The name is quite catchy, we must say, as it is the logo. We can only image the shock when the brewer received a notification from the Canadian company Moosehead Breweries Limited first opposing the registration of the moose before the Intellectual Property Office (CIPO), and later on being told that a lawsuit had been filed against him.
John Carr obviously wasn’t happy. Specially, after reading some of the specific requests in the complaint:
- That Defendant be required to deliver up and/or to destroy any and all products infringing the Moosehead Registered Marks in its possession, as well as all labels, literature, and advertisements bearing the marks, together with any means for producing same;
- That Defendant be ordered to pay damages to Moosehead adequate to compensate Moosehead for the acts described in this Complaint, or, upon Moosehead’s election, statutory damages, that such damages be trebled, and that Defendant be ordered to pay Moosehead its reasonable attorneys’ fees; and
#Freethemoose: a Youtube campaign
As a response to the previous, the owner of Moose Wizz Root Beer decided to post a quite moving video in YouTube explaining the situation and why he was fighting against these “corporate bullies”. For Mr. Carr it was, as he mentions in the video, it was a matter of principles, and one can easily see that he speaks from the heart:
Loosing the battle: Moosehead wins
Despite of his efforts, Mr. Carr lost the battle, what should serve as a cautionary tale for all of you who are thinking of a name for your new product. One wouldn’t think than choosing something so theoretically harmless as an animal for the name of a new beverage could be so costly. The truth is, you need to check whether the chosen name has been already registered in the trademark office of the country you intent to commercialise the product. If you don’t know how, check in the website of the office, they normally provide with enough good information. If you are still unsure, you may want to quickly check with a lawyer if you are serious about your business.

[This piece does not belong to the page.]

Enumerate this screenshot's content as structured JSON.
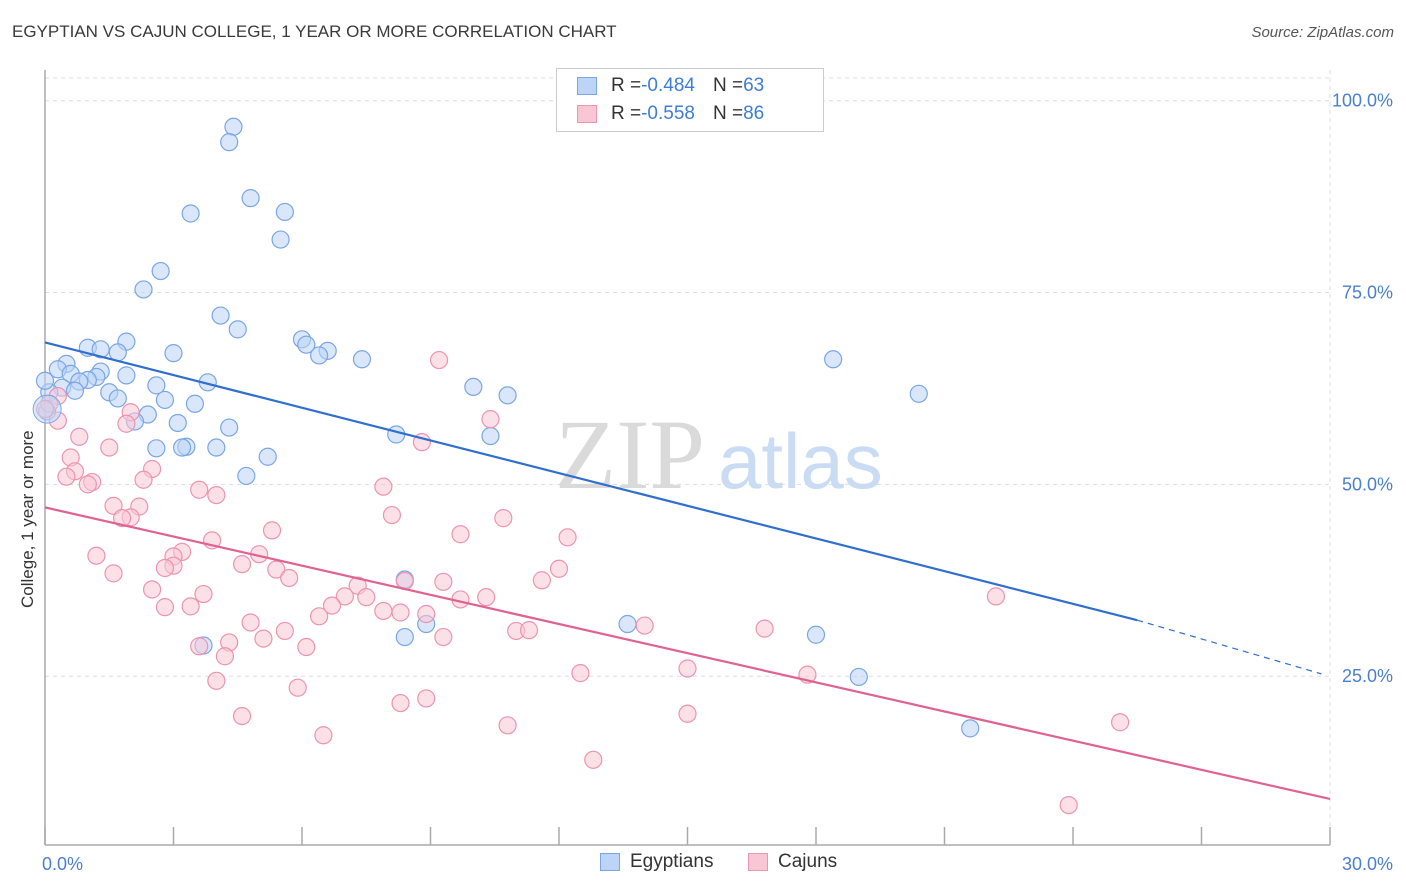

The second conclusion that we must take from this story is that more granularity seems to be needed when it comes to class protection within the US and Canadian IP Offices. In this case, the claimant has a registration for “moose” in class 32, which covers “beers; mineral and aerated waters and other non-alcoholic beverages”, among others.
Something that the latest European Trademark reform has done extraordinarily well, is creating more opportunities for specialised business, impeding registration on the class as a whole (what is technically called the heading), and requesting the filing party to clarify what good or service should be specifically protected (what is called the specification). These rules will hopefully prevent from this kind of clash happening in the European Market, as there will be plenty of space for more than one moose in the brewery.